In his small roasting shop whose walls are filled with names, phrases, and dates belonging to people who worked in and left behind interesting memories, Metin Koza and his son Sabri were able to make a recipe for good coffee that helped them to win a large number of customers in a short time.
"Those names worked here and left their mark on the roaster," Sabri said, touching the old walls. "We will not forget every name that has a memory for him here. The shop is small in size, but it has received many workers who remember it wherever they are."
He told North-Press that the story of their success started with very simple equipment, but they were able to make a "magic recipe" whose secret is known only to them.
The younger Koza relies on coffee roasting equipment in his shop in Qamishli instead of buying ready roasted coffee from the Syrian city of Aleppo, which helped him to hone his skill.

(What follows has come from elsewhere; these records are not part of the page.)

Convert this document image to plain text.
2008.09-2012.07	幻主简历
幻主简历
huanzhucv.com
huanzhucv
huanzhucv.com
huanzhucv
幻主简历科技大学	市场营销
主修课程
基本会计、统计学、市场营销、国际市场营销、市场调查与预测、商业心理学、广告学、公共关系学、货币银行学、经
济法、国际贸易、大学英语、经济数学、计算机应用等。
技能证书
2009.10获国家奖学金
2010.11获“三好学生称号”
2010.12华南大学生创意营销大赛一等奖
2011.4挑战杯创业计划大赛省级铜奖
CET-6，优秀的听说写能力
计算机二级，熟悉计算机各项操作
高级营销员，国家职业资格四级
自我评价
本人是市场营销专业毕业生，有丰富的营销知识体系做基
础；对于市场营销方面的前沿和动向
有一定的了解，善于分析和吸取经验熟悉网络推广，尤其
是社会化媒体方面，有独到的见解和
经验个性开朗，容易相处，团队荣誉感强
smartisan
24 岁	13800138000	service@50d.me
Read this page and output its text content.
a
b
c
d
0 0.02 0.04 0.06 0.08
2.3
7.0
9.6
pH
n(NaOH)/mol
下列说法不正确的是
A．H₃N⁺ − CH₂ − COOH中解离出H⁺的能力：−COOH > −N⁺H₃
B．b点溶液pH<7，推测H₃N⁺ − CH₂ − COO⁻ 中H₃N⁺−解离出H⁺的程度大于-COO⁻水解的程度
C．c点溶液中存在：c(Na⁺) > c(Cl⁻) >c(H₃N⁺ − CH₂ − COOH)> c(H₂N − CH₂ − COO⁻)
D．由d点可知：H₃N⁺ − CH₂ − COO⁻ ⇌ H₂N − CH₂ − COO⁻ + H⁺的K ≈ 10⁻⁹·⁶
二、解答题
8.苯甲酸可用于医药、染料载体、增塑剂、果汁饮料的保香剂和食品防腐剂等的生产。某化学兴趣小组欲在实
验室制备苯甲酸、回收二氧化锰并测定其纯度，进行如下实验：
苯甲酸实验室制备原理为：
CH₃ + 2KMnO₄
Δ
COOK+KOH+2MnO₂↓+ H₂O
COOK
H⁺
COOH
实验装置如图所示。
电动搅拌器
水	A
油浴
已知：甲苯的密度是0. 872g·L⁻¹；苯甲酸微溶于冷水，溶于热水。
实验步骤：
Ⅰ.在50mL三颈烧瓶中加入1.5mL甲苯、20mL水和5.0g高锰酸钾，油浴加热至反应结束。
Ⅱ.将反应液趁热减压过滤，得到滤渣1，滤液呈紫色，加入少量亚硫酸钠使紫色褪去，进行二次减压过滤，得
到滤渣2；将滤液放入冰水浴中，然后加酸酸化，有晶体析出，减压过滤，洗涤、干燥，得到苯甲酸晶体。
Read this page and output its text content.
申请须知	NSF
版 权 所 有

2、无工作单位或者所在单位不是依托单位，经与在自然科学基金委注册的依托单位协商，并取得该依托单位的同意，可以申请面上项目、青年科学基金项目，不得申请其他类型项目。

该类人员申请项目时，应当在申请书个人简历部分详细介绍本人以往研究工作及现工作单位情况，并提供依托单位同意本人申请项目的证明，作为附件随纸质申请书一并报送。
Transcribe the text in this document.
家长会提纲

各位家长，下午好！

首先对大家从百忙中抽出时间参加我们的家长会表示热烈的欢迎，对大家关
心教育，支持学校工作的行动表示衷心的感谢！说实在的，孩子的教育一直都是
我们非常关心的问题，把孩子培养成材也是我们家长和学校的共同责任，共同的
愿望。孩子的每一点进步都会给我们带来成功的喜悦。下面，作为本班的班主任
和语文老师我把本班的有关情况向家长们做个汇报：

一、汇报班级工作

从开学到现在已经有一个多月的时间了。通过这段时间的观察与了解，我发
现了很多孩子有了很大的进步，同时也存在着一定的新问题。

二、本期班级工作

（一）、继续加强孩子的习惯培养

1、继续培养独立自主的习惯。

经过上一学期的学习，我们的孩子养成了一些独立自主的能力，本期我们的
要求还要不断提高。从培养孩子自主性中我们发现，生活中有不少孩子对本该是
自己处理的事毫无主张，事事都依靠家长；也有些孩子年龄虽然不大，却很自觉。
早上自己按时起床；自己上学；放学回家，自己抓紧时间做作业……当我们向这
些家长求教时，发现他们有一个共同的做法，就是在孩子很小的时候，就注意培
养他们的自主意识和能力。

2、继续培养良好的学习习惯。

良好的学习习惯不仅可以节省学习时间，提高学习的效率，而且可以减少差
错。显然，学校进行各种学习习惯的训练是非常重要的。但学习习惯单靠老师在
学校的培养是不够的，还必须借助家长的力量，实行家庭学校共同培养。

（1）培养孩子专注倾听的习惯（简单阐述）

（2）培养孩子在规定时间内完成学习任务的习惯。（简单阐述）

Now Sabri, who is over 40 years old, says: "We get green coffee, and we work to roast it here, grind it, and sell it. Our recipe has become desirable and we have gained in a large number of customers in a short time."
The elder Koza continues supervising the work to ensure maintenance and increase the efficiency of the machines in the shop, as he is proficient in everything related to this profession despite reaching the age of 70.
The son does not hide his pride for his father and his efforts. "My father is proficient in everything related to this work despite his old age, so we do not need any of the shops in the industrial zone to maintain the breakdowns."
The war in Syria has greatly affected the various crafts that the inhabitants of the region used to master, as many craftsmen and professionals migrated abroad. But Koza's family did not consider settling outside Syria.
As for Matin Koza and his son, the impact of war was different with the beginning of the crisis in Syria due to the interruption of trade between northeastern Syria and the Syrian interior, which prompted them to use other trade methods to secure the necessary raw materials from Turkey, which negatively affected production costs.
Now Koza owns four coffee grinders and a large roaster in his shop after expanding the workspace and employing more people due to the increased demand for the product.
Kuljan appears to be a small store, but after three decades of effort, work, and perfection, its products are sold to all areas of northeastern Syria, from Derik to the city of Kobani.